Adding to the CCM discussion in this thread:
In F4 MCUs we have 64KB of CCM memory.
There are 2 restrictions using CCM:
- The CCM memory can be used for data, no code can be run from it.
- DMA controllers can not access
The advantage is that CCM is used exclusively by the MCU in a separate bus, so doesn't share bandwidth with any other memory or peripheral.
In theory you could have fast DMA going on in the normal RAM, while the CPU runs from flash using CCM data with no penalty in CPU or DMA performance.
With that in mind, there are 3 possible uses for CCM:
- Normal user variables.
As long as we don't use those variables allocated in those blocks for DMA, all is good.
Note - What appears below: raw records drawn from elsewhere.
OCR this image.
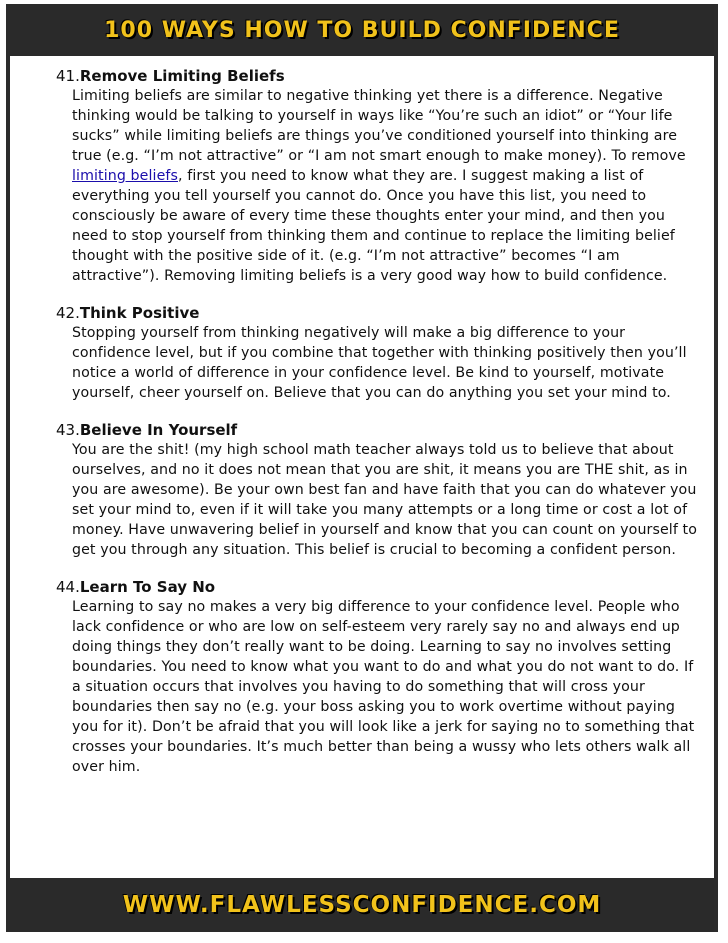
100 WAYS HOW TO BUILD CONFIDENCE
41.Remove Limiting Beliefs
Limiting beliefs are similar to negative thinking yet there is a difference. Negative thinking would be talking to yourself in ways like “You’re such an idiot” or “Your life sucks” while limiting beliefs are things you’ve conditioned yourself into thinking are true (e.g. “I’m not attractive” or “I am not smart enough to make money). To remove limiting beliefs, first you need to know what they are. I suggest making a list of everything you tell yourself you cannot do. Once you have this list, you need to consciously be aware of every time these thoughts enter your mind, and then you need to stop yourself from thinking them and continue to replace the limiting belief thought with the positive side of it. (e.g. “I’m not attractive” becomes “I am attractive”). Removing limiting beliefs is a very good way how to build confidence.
42.Think Positive
Stopping yourself from thinking negatively will make a big difference to your confidence level, but if you combine that together with thinking positively then you’ll notice a world of difference in your confidence level. Be kind to yourself, motivate yourself, cheer yourself on. Believe that you can do anything you set your mind to.
43.Believe In Yourself
You are the shit! (my high school math teacher always told us to believe that about ourselves, and no it does not mean that you are shit, it means you are THE shit, as in you are awesome). Be your own best fan and have faith that you can do whatever you set your mind to, even if it will take you many attempts or a long time or cost a lot of money. Have unwavering belief in yourself and know that you can count on yourself to get you through any situation. This belief is crucial to becoming a confident person.
44.Learn To Say No
Learning to say no makes a very big difference to your confidence level. People who lack confidence or who are low on self-esteem very rarely say no and always end up doing things they don’t really want to be doing. Learning to say no involves setting boundaries. You need to know what you want to do and what you do not want to do. If a situation occurs that involves you having to do something that will cross your boundaries then say no (e.g. your boss asking you to work overtime without paying you for it). Don’t be afraid that you will look like a jerk for saying no to something that crosses your boundaries. It’s much better than being a wussy who lets others walk all over him.
WWW.FLAWLESSCONFIDENCE.COM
In the past as proof of concept I modified Steve's F4 USB code to allocate its buffers in CCM. Was not much trouble, and gives the option to use large buffers without taking from normal RAM.
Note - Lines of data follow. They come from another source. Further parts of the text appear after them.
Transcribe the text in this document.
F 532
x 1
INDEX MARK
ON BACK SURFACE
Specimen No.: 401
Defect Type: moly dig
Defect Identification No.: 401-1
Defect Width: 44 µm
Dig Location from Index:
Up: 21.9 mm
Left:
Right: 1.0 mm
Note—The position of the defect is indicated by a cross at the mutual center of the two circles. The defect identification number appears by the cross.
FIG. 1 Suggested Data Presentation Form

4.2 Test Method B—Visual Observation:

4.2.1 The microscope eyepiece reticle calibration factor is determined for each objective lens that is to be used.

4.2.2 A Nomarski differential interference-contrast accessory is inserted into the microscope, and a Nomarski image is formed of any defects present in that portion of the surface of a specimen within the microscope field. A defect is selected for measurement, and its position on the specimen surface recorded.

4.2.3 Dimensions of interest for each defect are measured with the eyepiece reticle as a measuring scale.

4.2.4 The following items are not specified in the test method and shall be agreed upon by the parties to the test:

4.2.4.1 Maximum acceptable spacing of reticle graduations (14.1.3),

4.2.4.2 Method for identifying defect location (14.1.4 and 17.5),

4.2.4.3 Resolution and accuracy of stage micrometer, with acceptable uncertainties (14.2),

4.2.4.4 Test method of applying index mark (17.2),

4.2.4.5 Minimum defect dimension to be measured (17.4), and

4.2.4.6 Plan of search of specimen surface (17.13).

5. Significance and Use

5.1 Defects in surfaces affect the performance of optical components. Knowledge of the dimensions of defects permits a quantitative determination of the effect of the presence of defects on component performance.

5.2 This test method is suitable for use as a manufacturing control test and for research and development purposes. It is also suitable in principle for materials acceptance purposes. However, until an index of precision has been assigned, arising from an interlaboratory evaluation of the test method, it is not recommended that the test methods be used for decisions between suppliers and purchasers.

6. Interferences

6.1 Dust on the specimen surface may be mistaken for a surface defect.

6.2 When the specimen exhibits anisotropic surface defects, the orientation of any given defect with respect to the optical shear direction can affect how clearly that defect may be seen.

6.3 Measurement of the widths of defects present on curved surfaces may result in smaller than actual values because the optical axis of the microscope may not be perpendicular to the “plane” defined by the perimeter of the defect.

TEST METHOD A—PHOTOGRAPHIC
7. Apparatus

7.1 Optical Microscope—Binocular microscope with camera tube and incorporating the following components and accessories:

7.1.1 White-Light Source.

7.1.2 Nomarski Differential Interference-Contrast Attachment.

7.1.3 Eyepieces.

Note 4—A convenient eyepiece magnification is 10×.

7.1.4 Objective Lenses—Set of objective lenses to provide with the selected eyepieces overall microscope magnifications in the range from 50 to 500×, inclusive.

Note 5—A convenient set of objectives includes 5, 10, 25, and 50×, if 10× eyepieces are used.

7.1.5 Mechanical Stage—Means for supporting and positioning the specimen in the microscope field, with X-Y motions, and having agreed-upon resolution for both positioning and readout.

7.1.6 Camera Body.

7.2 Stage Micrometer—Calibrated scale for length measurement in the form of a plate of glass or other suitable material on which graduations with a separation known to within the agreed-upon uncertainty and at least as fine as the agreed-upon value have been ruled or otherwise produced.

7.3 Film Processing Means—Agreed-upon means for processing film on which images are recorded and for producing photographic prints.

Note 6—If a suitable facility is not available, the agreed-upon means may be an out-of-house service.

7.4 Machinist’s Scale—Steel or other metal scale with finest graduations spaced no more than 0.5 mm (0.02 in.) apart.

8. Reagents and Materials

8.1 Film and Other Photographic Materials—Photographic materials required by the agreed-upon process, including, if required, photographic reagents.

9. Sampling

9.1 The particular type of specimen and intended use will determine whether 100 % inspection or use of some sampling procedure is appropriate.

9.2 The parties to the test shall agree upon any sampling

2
I also allocated the Heap and Stack to CCM, and that provided a small speed gain in one of the CPU benchmarks.
I have not tested like racemaniac did to push the CPU+DMA, but should allow more concurrent operations with no penalty.
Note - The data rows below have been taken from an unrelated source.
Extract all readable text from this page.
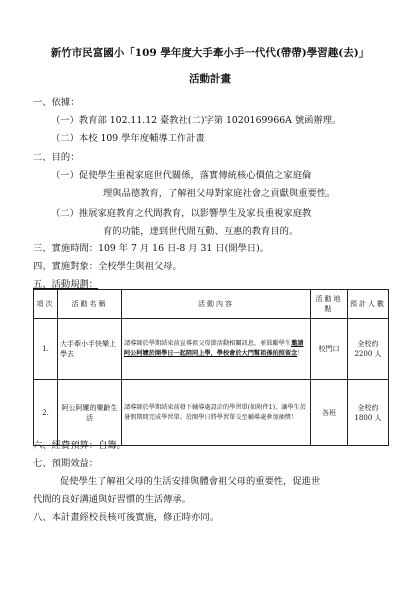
新竹市民富國小「109 學年度大手牽小手一代代(帶帶)學習趣(去)」
活動計畫
一、依據：
（一）教育部 102.11.12 臺教社(二)字第 1020169966A 號函辦理。
（二）本校 109 學年度輔導工作計畫
二、目的：
（一）促使學生重視家庭世代關係，落實傳統核心價值之家庭倫
理與品德教育，了解祖父母對家庭社會之貢獻與重要性。
（二）推展家庭教育之代間教育，以影響學生及家長重視家庭教
育的功能，達到世代間互動、互惠的教育目的。
三、實施時間：109 年 7 月 16 日-8 月 31 日(開學日)。
四、實施對象：全校學生與祖父母。
五、活動規劃：
項次	活動名稱	活動內容	活動地點	預計人數
1.	大手牽小手快樂上學去	請導師於學期結束前宣導祖父母節活動相關訊息，並鼓勵學生邀請阿公阿嬤於開學日一起陪同上學，學校會於大門幫祖孫拍照留念！	校門口	全校約2200 人
2.	阿公阿嬤的樂齡生活	請導師於學期結束前發下輔導處設計的學習單(如附件1)，讓學生於暑假期間完成學習單。於開學日將學習單交至輔導處參加抽獎！	各班	全校約1800 人
六、經費預算：自籌。
七、預期效益：
促使學生了解祖父母的生活安排與體會祖父母的重要性，促進世
代間的良好溝通與好習慣的生活傳承。
八、本計畫經校長核可後實施，修正時亦同。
Now, allocating all the normal data to CCM is very risky, because if a user allocates a buffer for DMA use there, the code will crash.
Heap and Stack are used can be used for variables too, so it's somewhat risky, but most people using DMA will use a globally allocated buffer (not always though).
With all those conditions in mind, I have been thinking that a good compromise on using CCM without causing much pain would be to allow it as a board option. Similarly to selecting between stlink upload or bootloader upload makes the linker use a different linker script with different addresses, we could add an option that uses a script allocating Stack and Heap to CCM.
We can also add a #define in the core, similar to how __FLASH__ is defined to allow the user to force a variable to flash (that's not used often since the linker will place RO data in flash anyway, but it's in the core):
Code: Select all
#define __attr_flash __attribute__((section (".USER_FLASH")))
#define __FLASH__ __attr_flash
I'm not sure if anyone is using all the RAM in an F4 mcu to need the extra memory by CCM, but the speed gains may be more interesting to some.
What's everyone thought on this?
Should we add a menu option to allocate heap and stack to CCM?
or should be add defines and options in the linker script to allocate data to CCM with an attribute?
or no one has interest at the moment in using CCM?